I don't have an answer to that. I am not saying that it is necessarily wrong, but there is just something off about how we increasingly try to transcend space and time at our convenience. You would think that transcending these boundaries would lead us to being more connected. In ways it does that, I can communicate and share with people all over the globe and it is incredible. Yet at the same time, breaking loose from some of the space and time tethers sever us. It misses out on a greater opportunity to connect. When we worship on Easter Sunday, we are worshipping with the rest of the (Western) church. When we go all The Matrix, wave our hands, and find that Sunday can move, we miss out on that idea of the Church worshipping as one.
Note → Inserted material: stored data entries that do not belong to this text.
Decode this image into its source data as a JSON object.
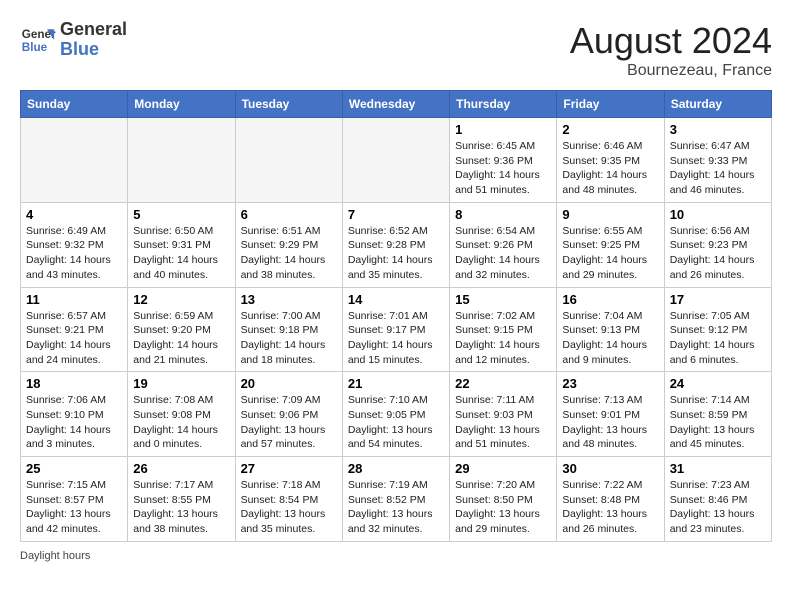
{
  "header": {
    "logo_line1": "General",
    "logo_line2": "Blue",
    "month_year": "August 2024",
    "location": "Bournezeau, France"
  },
  "days_of_week": [
    "Sunday",
    "Monday",
    "Tuesday",
    "Wednesday",
    "Thursday",
    "Friday",
    "Saturday"
  ],
  "weeks": [
    [
      {
        "day": "",
        "info": ""
      },
      {
        "day": "",
        "info": ""
      },
      {
        "day": "",
        "info": ""
      },
      {
        "day": "",
        "info": ""
      },
      {
        "day": "1",
        "info": "Sunrise: 6:45 AM\nSunset: 9:36 PM\nDaylight: 14 hours and 51 minutes."
      },
      {
        "day": "2",
        "info": "Sunrise: 6:46 AM\nSunset: 9:35 PM\nDaylight: 14 hours and 48 minutes."
      },
      {
        "day": "3",
        "info": "Sunrise: 6:47 AM\nSunset: 9:33 PM\nDaylight: 14 hours and 46 minutes."
      }
    ],
    [
      {
        "day": "4",
        "info": "Sunrise: 6:49 AM\nSunset: 9:32 PM\nDaylight: 14 hours and 43 minutes."
      },
      {
        "day": "5",
        "info": "Sunrise: 6:50 AM\nSunset: 9:31 PM\nDaylight: 14 hours and 40 minutes."
      },
      {
        "day": "6",
        "info": "Sunrise: 6:51 AM\nSunset: 9:29 PM\nDaylight: 14 hours and 38 minutes."
      },
      {
        "day": "7",
        "info": "Sunrise: 6:52 AM\nSunset: 9:28 PM\nDaylight: 14 hours and 35 minutes."
      },
      {
        "day": "8",
        "info": "Sunrise: 6:54 AM\nSunset: 9:26 PM\nDaylight: 14 hours and 32 minutes."
      },
      {
        "day": "9",
        "info": "Sunrise: 6:55 AM\nSunset: 9:25 PM\nDaylight: 14 hours and 29 minutes."
      },
      {
        "day": "10",
        "info": "Sunrise: 6:56 AM\nSunset: 9:23 PM\nDaylight: 14 hours and 26 minutes."
      }
    ],
    [
      {
        "day": "11",
        "info": "Sunrise: 6:57 AM\nSunset: 9:21 PM\nDaylight: 14 hours and 24 minutes."
      },
      {
        "day": "12",
        "info": "Sunrise: 6:59 AM\nSunset: 9:20 PM\nDaylight: 14 hours and 21 minutes."
      },
      {
        "day": "13",
        "info": "Sunrise: 7:00 AM\nSunset: 9:18 PM\nDaylight: 14 hours and 18 minutes."
      },
      {
        "day": "14",
        "info": "Sunrise: 7:01 AM\nSunset: 9:17 PM\nDaylight: 14 hours and 15 minutes."
      },
      {
        "day": "15",
        "info": "Sunrise: 7:02 AM\nSunset: 9:15 PM\nDaylight: 14 hours and 12 minutes."
      },
      {
        "day": "16",
        "info": "Sunrise: 7:04 AM\nSunset: 9:13 PM\nDaylight: 14 hours and 9 minutes."
      },
      {
        "day": "17",
        "info": "Sunrise: 7:05 AM\nSunset: 9:12 PM\nDaylight: 14 hours and 6 minutes."
      }
    ],
    [
      {
        "day": "18",
        "info": "Sunrise: 7:06 AM\nSunset: 9:10 PM\nDaylight: 14 hours and 3 minutes."
      },
      {
        "day": "19",
        "info": "Sunrise: 7:08 AM\nSunset: 9:08 PM\nDaylight: 14 hours and 0 minutes."
      },
      {
        "day": "20",
        "info": "Sunrise: 7:09 AM\nSunset: 9:06 PM\nDaylight: 13 hours and 57 minutes."
      },
      {
        "day": "21",
        "info": "Sunrise: 7:10 AM\nSunset: 9:05 PM\nDaylight: 13 hours and 54 minutes."
      },
      {
        "day": "22",
        "info": "Sunrise: 7:11 AM\nSunset: 9:03 PM\nDaylight: 13 hours and 51 minutes."
      },
      {
        "day": "23",
        "info": "Sunrise: 7:13 AM\nSunset: 9:01 PM\nDaylight: 13 hours and 48 minutes."
      },
      {
        "day": "24",
        "info": "Sunrise: 7:14 AM\nSunset: 8:59 PM\nDaylight: 13 hours and 45 minutes."
      }
    ],
    [
      {
        "day": "25",
        "info": "Sunrise: 7:15 AM\nSunset: 8:57 PM\nDaylight: 13 hours and 42 minutes."
      },
      {
        "day": "26",
        "info": "Sunrise: 7:17 AM\nSunset: 8:55 PM\nDaylight: 13 hours and 38 minutes."
      },
      {
        "day": "27",
        "info": "Sunrise: 7:18 AM\nSunset: 8:54 PM\nDaylight: 13 hours and 35 minutes."
      },
      {
        "day": "28",
        "info": "Sunrise: 7:19 AM\nSunset: 8:52 PM\nDaylight: 13 hours and 32 minutes."
      },
      {
        "day": "29",
        "info": "Sunrise: 7:20 AM\nSunset: 8:50 PM\nDaylight: 13 hours and 29 minutes."
      },
      {
        "day": "30",
        "info": "Sunrise: 7:22 AM\nSunset: 8:48 PM\nDaylight: 13 hours and 26 minutes."
      },
      {
        "day": "31",
        "info": "Sunrise: 7:23 AM\nSunset: 8:46 PM\nDaylight: 13 hours and 23 minutes."
      }
    ]
  ],
  "footer": {
    "note": "Daylight hours"
  }
}
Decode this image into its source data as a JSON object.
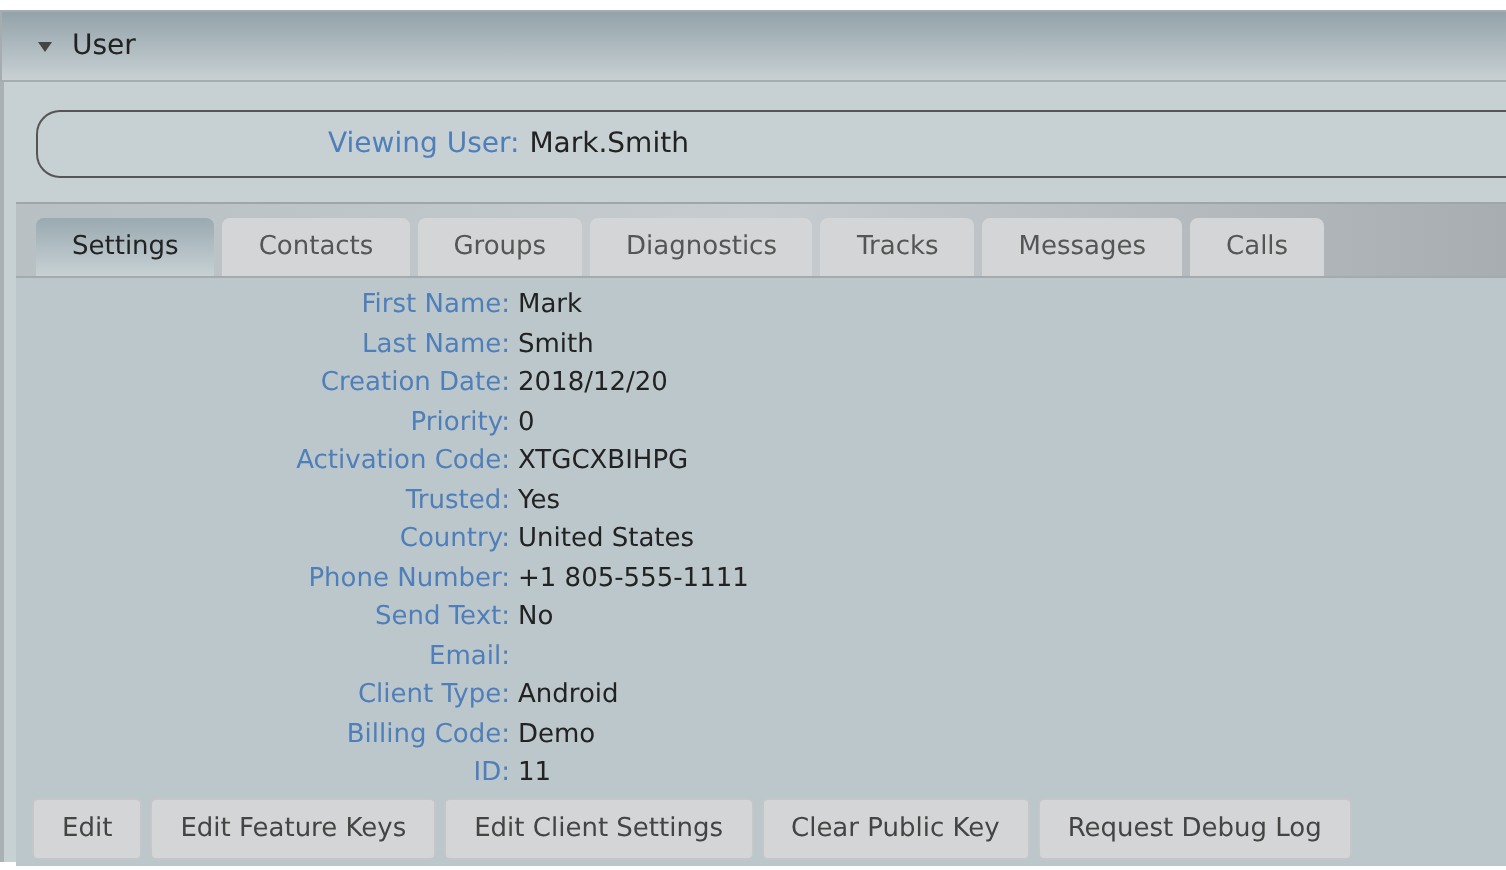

And, yeah, I totally get the argument that God is beyond time and space and yada yada yada. But we are not beyond time and space. And I find it interesting that God became best known to us and thus became better known throughout time and space by limiting God's self to those very things. Jesus was here in a physical place at a physical time. He was flesh, blood, and fully present. That physicality and earthiness nature is expressed in what he gave for us to remember him by: the bread and the cup. Part of what I love about those moments in Church is that something mystical happens in the physical: we are joining together with other Christians from whom we are separated by miles and years.
So I wonder what it does to me--not just as a Christian, but as a human--when I try to forsake these limitations placed on me. What happens when I replace physical community with the zeroes and ones of a personalized social network? What happens when work can go anywhere with me? What happens when I can slide sacred days around the calendar at my convenience? Does it make me think that the world revolves around me? Do I lose some of my humanity in that process?
Again, I don't think these possibilities are inherently bad. I am not going to give up Twitter or stop watching Br ooklyn Nine-Nine on Hulu. I don't think that Saturday church is a bad thing nor is keeping in touch with faraway friends online. Those are all great things. But I do wonder how much I should try to use technology to mold my community, my schedule, my world to fit what I want. Perhaps there is something good to submitting oneself to a place and to a scheduled time. Maybe it is important as we become more technologically advanced to commit ourselves to be physically present in the here and now. Perhaps that limitedness is what keeps us tethered to our humanity, to our God, and, in a weird way, to others spread out across space and time.